Este tema fue publicado en el número de enero de 2022 de Vogue España.
Hasta los veintidós años metía todos los problemas debajo de la alfombra. Quien dice alfombra, dice también una montaña de ropa, tacones y pendientes de hojalata. Ponía la incapacidad de afrontar mis problemas al servicio de aquellos que ofrecen satisfacción inmediata en forma de prendas: el fast fashion. Estoy triste, compro. Tengo ansiedad, vuelvo a comprar. Total, es tan barato que ni siquiera tengo que pensar. Es tan barato que ni me duele que se rompa en dos lavados. Las tiendas de fast fashion me permitían vivir así, llenando el vacío que sentía con ropa, sin tener que darle muchas más vueltas a mi cabeza. Era un subidón de serotonina a golpe de tarjeta que duraba apenas unos segundos, los suficientes para olvidar que no me gustaba mi trabajo de maestra y mucho menos mi ex.
Nada como que te pongan los cuernos para darte cuenta de que lo que necesitas de verdad es un abrazo y no el bolso de lentejuelas de moda. A no ser que se lo vayas a tirar a la cabeza, entonces sí. Abrazo y bolso. Fue así como dejé de comprar por impulso, por inercia y sin que realmente me gustase. Me quité de encima lo que no me hacía feliz: el poliéster y un novio que, como dice mi abuela Rosario, no me quería bien.
Yo no tenía adicción a la ropa, sino a la emoción que yo creía que iba a conseguir con la compra: felicidad, alegría, amor. Buscaba el amor en todos los lugares equivocados. Como si comprando se me fuera a olvidar todo lo que iba mal en mi vida o mi sueño de ser diseñadora. Esas emociones que anhelaba nunca se quedaban por mucho tiempo. Volvía a sentirme vacía y una vez más, a comprar. Este tipo de vida no es sostenible, así que llegó el día en el que no me quise mentir más y en el que pedí que ese amor que buscaba fuera, saliera de dentro. Yo no dije ‘basta ya’ a la moda rápida por lo que representa para el mundo, le dije ‘basta ya’ por lo que me suponía a mí: verdadera ansiedad. La primera decisión de no consumirla la tomé de manera egoísta, para mi paz.

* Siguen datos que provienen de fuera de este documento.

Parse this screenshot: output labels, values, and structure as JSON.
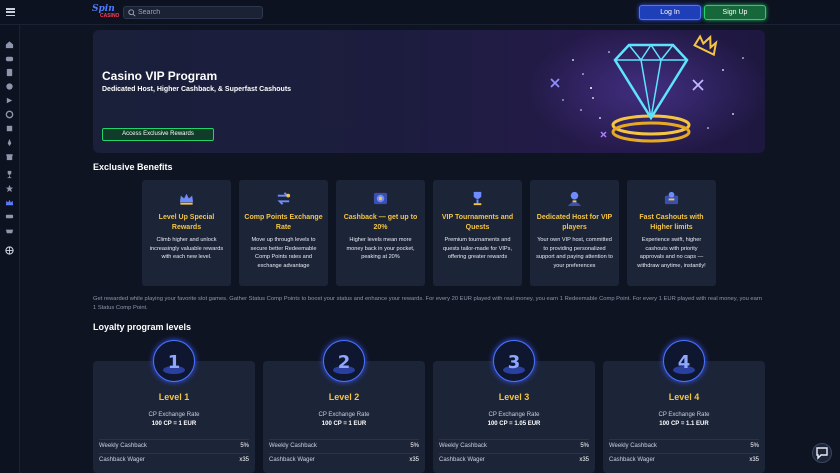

La decisión de mantenerme así, a día de hoy, es altruista. La primera vez que dije ‘hasta aquí’, no fue ni por cómo cosían, ni en qué país, ni por las personas detrás de sus máquinas de coser. Fue por mi beneficio. Para mi salud. Después, abrí los ojos y vi que la canción que sonaba era otra que no quiero apoyar más con mi dinero.
Creemos que rechazamos algo diciendo: “No, esto no me gusta. Esto no lo quiero”. Pero no creamos nuestras vidas por exclusión sino por inclusión. Diciendo sí a lo que queremos. Y yo lo que quiero es productos hechos a mano por diseñadores a los que todavía les pesa más el corazón que la cartera. Por mucho que todos hagamos y nos merezcamos vivir de nuestro talento. Quiero prendas que me den paz, que las mire y me hagan soñar, que me duren. No se trata tanto de mirar a lo que no te gusta y decir ‘basta’, como de decir ‘ven’ a lo que te sienta bien, decir ‘sí’ a quien eres de verdad.